Vienna, 10 October 2008 - "The death penalty is simply not compatible with our idea of humankind and our view of the world. In November 2007, the United Nations, with an overwhelming majority, for the first time called upon its member states to abolish this inhumane form of punishment. That was a breakthrough for international human rights policy," stated Foreign Minister Ursula Plassnik to mark today´s European and International Day against the Death Penalty.
"Intensive diplomatic preparatory work by the EU and like-minded states have made this success within the UN possible. Building on it, we shall consistently continue our commitment to the worldwide proscription of the death penalty," continued the Foreign Minister.

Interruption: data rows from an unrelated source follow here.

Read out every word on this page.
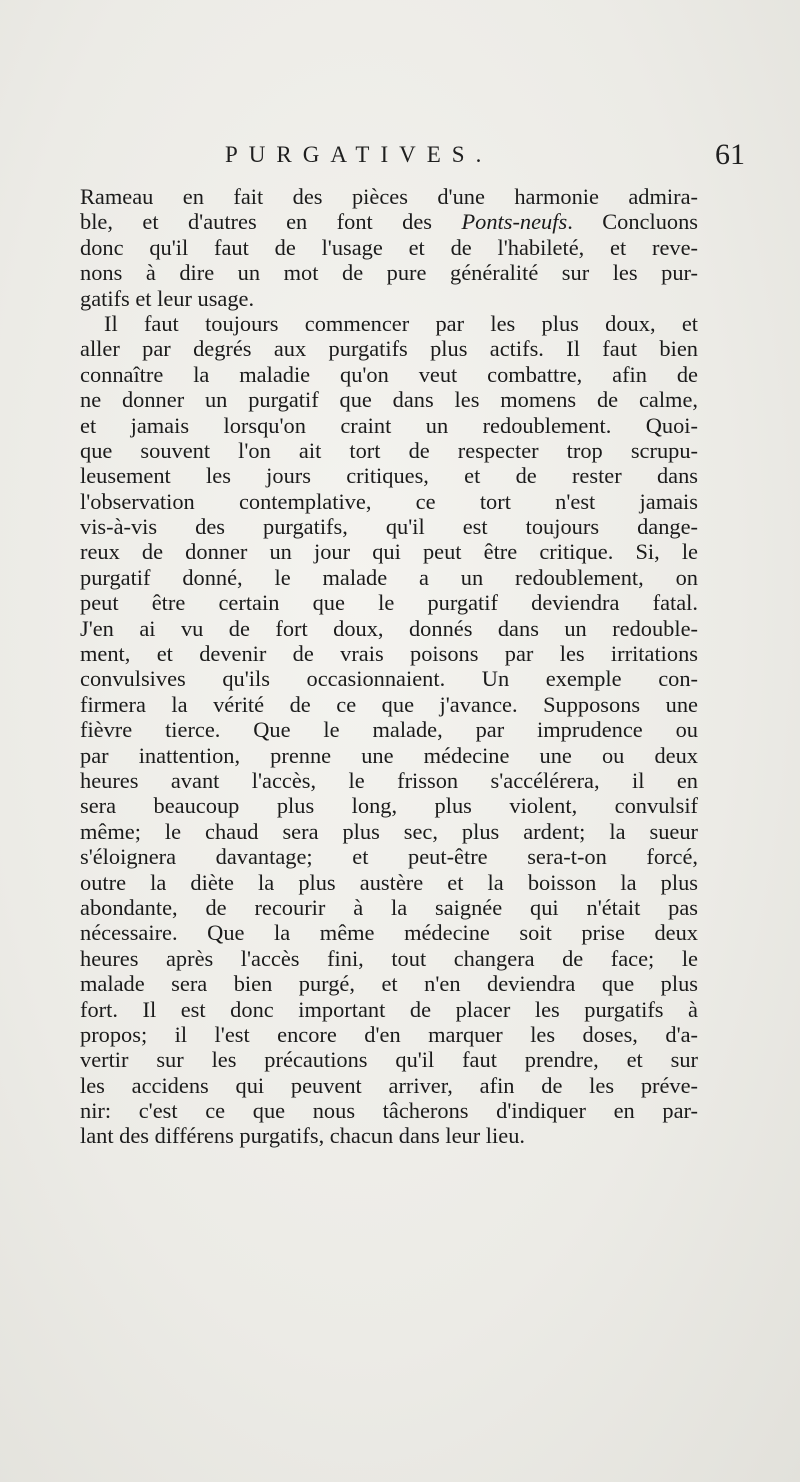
PURGATIVES.	61
Rameau en fait des pièces d'une harmonie admira-
ble, et d'autres en font des Ponts-neufs. Concluons
donc qu'il faut de l'usage et de l'habileté, et reve-
nons à dire un mot de pure généralité sur les pur-
gatifs et leur usage.
Il faut toujours commencer par les plus doux, et
aller par degrés aux purgatifs plus actifs. Il faut bien
connaître la maladie qu'on veut combattre, afin de
ne donner un purgatif que dans les momens de calme,
et jamais lorsqu'on craint un redoublement. Quoi-
que souvent l'on ait tort de respecter trop scrupu-
leusement les jours critiques, et de rester dans
l'observation contemplative, ce tort n'est jamais
vis-à-vis des purgatifs, qu'il est toujours dange-
reux de donner un jour qui peut être critique. Si, le
purgatif donné, le malade a un redoublement, on
peut être certain que le purgatif deviendra fatal.
J'en ai vu de fort doux, donnés dans un redouble-
ment, et devenir de vrais poisons par les irritations
convulsives qu'ils occasionnaient. Un exemple con-
firmera la vérité de ce que j'avance. Supposons une
fièvre tierce. Que le malade, par imprudence ou
par inattention, prenne une médecine une ou deux
heures avant l'accès, le frisson s'accélérera, il en
sera beaucoup plus long, plus violent, convulsif
même; le chaud sera plus sec, plus ardent; la sueur
s'éloignera davantage; et peut-être sera-t-on forcé,
outre la diète la plus austère et la boisson la plus
abondante, de recourir à la saignée qui n'était pas
nécessaire. Que la même médecine soit prise deux
heures après l'accès fini, tout changera de face; le
malade sera bien purgé, et n'en deviendra que plus
fort. Il est donc important de placer les purgatifs à
propos; il l'est encore d'en marquer les doses, d'a-
vertir sur les précautions qu'il faut prendre, et sur
les accidens qui peuvent arriver, afin de les préve-
nir: c'est ce que nous tâcherons d'indiquer en par-
lant des différens purgatifs, chacun dans leur lieu.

According to Plassnik, the persistent commitment to the fight against the death penalty was showing progress. The latest report by the UN Secretary-General on the status of the implementation of the Resolution on the Death Penalty, for instance, referred to a worldwide trend towards the abolition of this inhumane type of punishment. In 2008, capital punishment was abolished in Uzbekistan and Argentina. "Each of these progressive steps is a milestone on the path to a more humane and just world. However, there are also setbacks, such as the completely unacceptable execution of young people in Iran. They strengthen our determination not to slacken in our efforts for the worldwide abolition of this inhumane and irrevocable punishment," affirmed Plassnik. Last year, too, Iran was among those states which were frequently called upon by Austria and the EU to refrain from exercising the death penalty, especially on young people.
"Within the framework of the EU we shall continue our efforts to convince others and our interventions vis-à-vis countries in individual cases where necessary. This is a deeply humanitarian concern and a constant in Austria’s foreign policy," concluded Plassnik.